A project I would like to do: find a super-thin form of digital storage/flash memory/whatever that can be glued onto the cards like a sticker, and upgrade an entire card catalog library to actually BE the library.
Golf; Eisenhower and
At one point, I smuggled myself (in catalog-card form) into a number of my alma mater's many libraries. I haven't checked whether any of those card cabinets still exist and if my bogus card is still present.
Yes, I too would be delighted to rescue one of those cabinets.
The Harvard University Library, the fifth biggest library system in the world, still has card catalogs at their main branch. I was in there a weeks ago with my wife and was stunned.
The Los Angeles Central Library has glass elevator cabs and shafts lined with the old cards.
Here are pictures and words.
And what about the check-out cards in the pockets in the backs of books? Other than an overseas highschool in 2003, I haven't seen a library using those in about a decade.
Sometimes, at a used book store, I'll find a library cast-off with the pocket and card still there. I treasure them.
One of Portland, OR's wonderful resources, City Liquidators, has a couple of these available, if you're in the neighborhood. At least they had them a couple of days ago.
http://www.cityliquidators.com/
My husband found an old card catalog at a salvage store and fixed it up (refinished the wood, cleaned up the hardware, added new legs) for me as a wedding present. It's quite large (six drawers by five drawers), and we plan to modify the drawers to hold wine bottles.
I also have a mini-catalog, just two drawers, and plan to type up cards for all my books (using a typewriter I bought at a rummage sale for $2). So geeky.
If anyone is in the San Francisco Bay Area, there are a few card catalogs that pop up on Craigslist from time to time, including a monster catalog from the UC Berkeley library, but they're not cheap. Card catalogs do not last long in any of the salvage or antique stores in this area, either.
This is fantastic. I've been using an old card catalog as a holder for my audio tapes. So I have one outdated piece of hardware holding another outdated mode of music recording!
A couple of decades ago there was a marvellous article on the demise of library card-catalogues in The New Yorker magazine. It was informative, poignant and with a few sweet observations such as which cards were more finger-soiled = popular. The human "touch" now missing.
"Maybe I should find a surplus mountain of these things and tile a room with them."
For those in the Los Angeles downtown area, LAPL's Central Library has two elevators shafts (and cars)lined with old card-catalog cards. When you move between floors, you can see the cards through a glass in the car.

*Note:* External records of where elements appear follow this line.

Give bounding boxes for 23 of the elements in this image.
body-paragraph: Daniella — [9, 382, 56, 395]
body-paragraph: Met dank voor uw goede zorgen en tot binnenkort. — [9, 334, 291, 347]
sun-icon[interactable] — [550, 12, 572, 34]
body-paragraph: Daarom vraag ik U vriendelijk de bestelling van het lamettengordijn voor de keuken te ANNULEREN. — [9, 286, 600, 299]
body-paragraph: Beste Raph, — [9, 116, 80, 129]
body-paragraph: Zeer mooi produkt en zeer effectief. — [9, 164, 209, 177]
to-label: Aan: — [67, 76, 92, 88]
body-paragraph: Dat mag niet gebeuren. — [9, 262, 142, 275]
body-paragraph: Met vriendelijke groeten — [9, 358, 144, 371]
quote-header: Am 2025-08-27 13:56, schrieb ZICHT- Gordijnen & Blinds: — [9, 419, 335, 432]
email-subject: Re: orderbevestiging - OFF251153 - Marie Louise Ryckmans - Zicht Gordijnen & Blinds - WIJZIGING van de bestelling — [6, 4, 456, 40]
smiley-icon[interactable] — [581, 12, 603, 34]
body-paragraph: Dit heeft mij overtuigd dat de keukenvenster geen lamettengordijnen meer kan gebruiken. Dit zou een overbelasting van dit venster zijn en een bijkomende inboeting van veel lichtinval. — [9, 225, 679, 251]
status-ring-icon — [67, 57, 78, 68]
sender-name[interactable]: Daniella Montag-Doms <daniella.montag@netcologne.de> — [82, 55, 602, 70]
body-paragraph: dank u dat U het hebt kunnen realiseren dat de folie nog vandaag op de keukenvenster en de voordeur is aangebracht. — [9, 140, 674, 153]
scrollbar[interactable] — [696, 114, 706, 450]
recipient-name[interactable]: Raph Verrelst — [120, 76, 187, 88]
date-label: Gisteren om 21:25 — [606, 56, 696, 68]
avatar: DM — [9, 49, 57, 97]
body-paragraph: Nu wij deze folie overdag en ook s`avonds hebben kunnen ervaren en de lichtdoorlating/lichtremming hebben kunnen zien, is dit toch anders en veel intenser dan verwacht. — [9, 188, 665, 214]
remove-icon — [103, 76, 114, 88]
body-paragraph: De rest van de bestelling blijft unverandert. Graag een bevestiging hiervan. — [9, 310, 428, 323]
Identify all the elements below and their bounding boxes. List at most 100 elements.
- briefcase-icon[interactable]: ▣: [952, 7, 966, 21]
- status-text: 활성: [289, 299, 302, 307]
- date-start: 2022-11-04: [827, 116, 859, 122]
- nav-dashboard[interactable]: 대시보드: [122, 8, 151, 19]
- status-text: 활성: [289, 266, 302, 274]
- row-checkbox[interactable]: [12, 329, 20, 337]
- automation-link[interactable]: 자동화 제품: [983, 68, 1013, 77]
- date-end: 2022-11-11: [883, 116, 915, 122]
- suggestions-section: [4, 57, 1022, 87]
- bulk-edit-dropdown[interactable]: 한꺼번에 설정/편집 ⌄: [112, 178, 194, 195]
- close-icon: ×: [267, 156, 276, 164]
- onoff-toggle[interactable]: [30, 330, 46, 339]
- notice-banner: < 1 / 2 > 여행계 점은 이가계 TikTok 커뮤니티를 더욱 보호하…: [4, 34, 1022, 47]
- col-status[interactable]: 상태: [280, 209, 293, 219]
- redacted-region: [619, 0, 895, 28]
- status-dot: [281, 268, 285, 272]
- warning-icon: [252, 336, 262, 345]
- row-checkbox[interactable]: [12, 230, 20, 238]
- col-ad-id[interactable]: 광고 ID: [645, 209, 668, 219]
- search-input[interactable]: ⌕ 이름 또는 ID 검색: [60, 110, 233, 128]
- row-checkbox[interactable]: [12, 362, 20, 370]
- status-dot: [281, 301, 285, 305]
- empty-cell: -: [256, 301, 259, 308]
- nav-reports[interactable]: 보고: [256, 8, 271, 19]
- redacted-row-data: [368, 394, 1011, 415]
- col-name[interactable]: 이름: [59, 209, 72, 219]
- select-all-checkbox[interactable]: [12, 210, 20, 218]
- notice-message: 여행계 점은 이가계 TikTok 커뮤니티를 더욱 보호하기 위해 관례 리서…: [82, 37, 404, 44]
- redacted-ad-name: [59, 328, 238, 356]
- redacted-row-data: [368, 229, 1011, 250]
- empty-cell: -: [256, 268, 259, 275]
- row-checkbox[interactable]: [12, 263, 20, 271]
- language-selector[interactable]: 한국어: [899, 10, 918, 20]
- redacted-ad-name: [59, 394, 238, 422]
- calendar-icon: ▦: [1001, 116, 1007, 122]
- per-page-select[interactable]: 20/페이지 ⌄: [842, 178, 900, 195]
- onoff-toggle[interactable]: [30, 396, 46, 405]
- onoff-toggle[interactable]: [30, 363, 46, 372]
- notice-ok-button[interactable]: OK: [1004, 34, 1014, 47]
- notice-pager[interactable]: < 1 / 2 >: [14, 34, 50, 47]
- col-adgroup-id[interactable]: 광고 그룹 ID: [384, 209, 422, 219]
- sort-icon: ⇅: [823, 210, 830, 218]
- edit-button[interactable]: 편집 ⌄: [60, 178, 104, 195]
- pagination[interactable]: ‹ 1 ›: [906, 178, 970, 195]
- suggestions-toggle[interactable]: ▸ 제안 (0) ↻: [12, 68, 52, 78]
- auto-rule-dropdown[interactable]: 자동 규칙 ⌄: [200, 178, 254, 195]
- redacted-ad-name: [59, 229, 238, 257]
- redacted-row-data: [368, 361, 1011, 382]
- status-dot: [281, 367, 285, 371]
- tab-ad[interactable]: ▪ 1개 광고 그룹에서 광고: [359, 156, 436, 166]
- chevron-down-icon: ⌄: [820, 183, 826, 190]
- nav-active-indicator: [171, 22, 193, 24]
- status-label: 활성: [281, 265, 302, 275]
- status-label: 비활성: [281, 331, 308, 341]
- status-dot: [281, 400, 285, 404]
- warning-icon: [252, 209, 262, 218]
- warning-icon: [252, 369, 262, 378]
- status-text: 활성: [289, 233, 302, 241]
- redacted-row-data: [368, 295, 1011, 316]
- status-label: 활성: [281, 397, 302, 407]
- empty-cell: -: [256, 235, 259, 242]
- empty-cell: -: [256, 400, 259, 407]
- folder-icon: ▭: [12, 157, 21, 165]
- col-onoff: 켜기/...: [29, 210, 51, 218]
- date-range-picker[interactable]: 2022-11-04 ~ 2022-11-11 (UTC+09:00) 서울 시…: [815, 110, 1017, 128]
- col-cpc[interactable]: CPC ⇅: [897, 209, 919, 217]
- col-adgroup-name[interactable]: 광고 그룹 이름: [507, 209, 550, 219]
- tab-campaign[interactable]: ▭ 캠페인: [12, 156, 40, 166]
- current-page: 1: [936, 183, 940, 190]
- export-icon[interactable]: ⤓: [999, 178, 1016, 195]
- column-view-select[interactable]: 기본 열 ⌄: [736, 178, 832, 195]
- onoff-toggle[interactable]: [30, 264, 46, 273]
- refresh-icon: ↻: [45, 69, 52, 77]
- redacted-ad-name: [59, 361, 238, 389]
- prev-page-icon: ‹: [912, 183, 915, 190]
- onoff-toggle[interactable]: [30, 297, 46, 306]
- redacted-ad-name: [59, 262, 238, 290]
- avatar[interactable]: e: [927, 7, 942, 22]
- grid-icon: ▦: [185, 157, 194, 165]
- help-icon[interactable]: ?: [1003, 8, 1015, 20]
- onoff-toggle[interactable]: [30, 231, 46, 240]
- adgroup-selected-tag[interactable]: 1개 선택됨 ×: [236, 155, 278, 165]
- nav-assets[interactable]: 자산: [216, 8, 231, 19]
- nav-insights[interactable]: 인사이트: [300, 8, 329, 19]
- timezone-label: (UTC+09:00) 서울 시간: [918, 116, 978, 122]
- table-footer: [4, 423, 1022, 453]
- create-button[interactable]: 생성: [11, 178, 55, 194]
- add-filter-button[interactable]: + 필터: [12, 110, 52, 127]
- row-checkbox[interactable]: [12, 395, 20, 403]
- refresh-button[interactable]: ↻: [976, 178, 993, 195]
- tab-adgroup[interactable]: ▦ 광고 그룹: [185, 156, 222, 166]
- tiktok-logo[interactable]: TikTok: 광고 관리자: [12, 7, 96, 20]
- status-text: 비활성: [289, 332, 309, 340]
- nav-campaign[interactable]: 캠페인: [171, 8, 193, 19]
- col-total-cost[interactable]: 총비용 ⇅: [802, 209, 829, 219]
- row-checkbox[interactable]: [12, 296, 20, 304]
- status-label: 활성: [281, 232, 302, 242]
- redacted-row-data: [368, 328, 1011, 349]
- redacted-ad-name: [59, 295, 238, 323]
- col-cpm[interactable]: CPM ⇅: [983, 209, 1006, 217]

Some egghead professors kept me late after closing at my college library job about a week after that article came out, complaining to me about the "tragedy" of card catalogs disappearing. Jerks. I'm pretty sure they're dead now, and I'm pretty glad a can just use a search form on a computer to find what I'm looking for. I don't miss those stupid cards one bit, except maybe for the opportunities they afforded to remove or otherwise put them in the wrong order so Mr. So-and-So from town couldn't find his crap about Rabelais. Pretty sure he's dead too.
Check Ann Arbor and Detroit Craigslist in the coming week. I have 6, 72-drawer library card catalogs coming up for sale.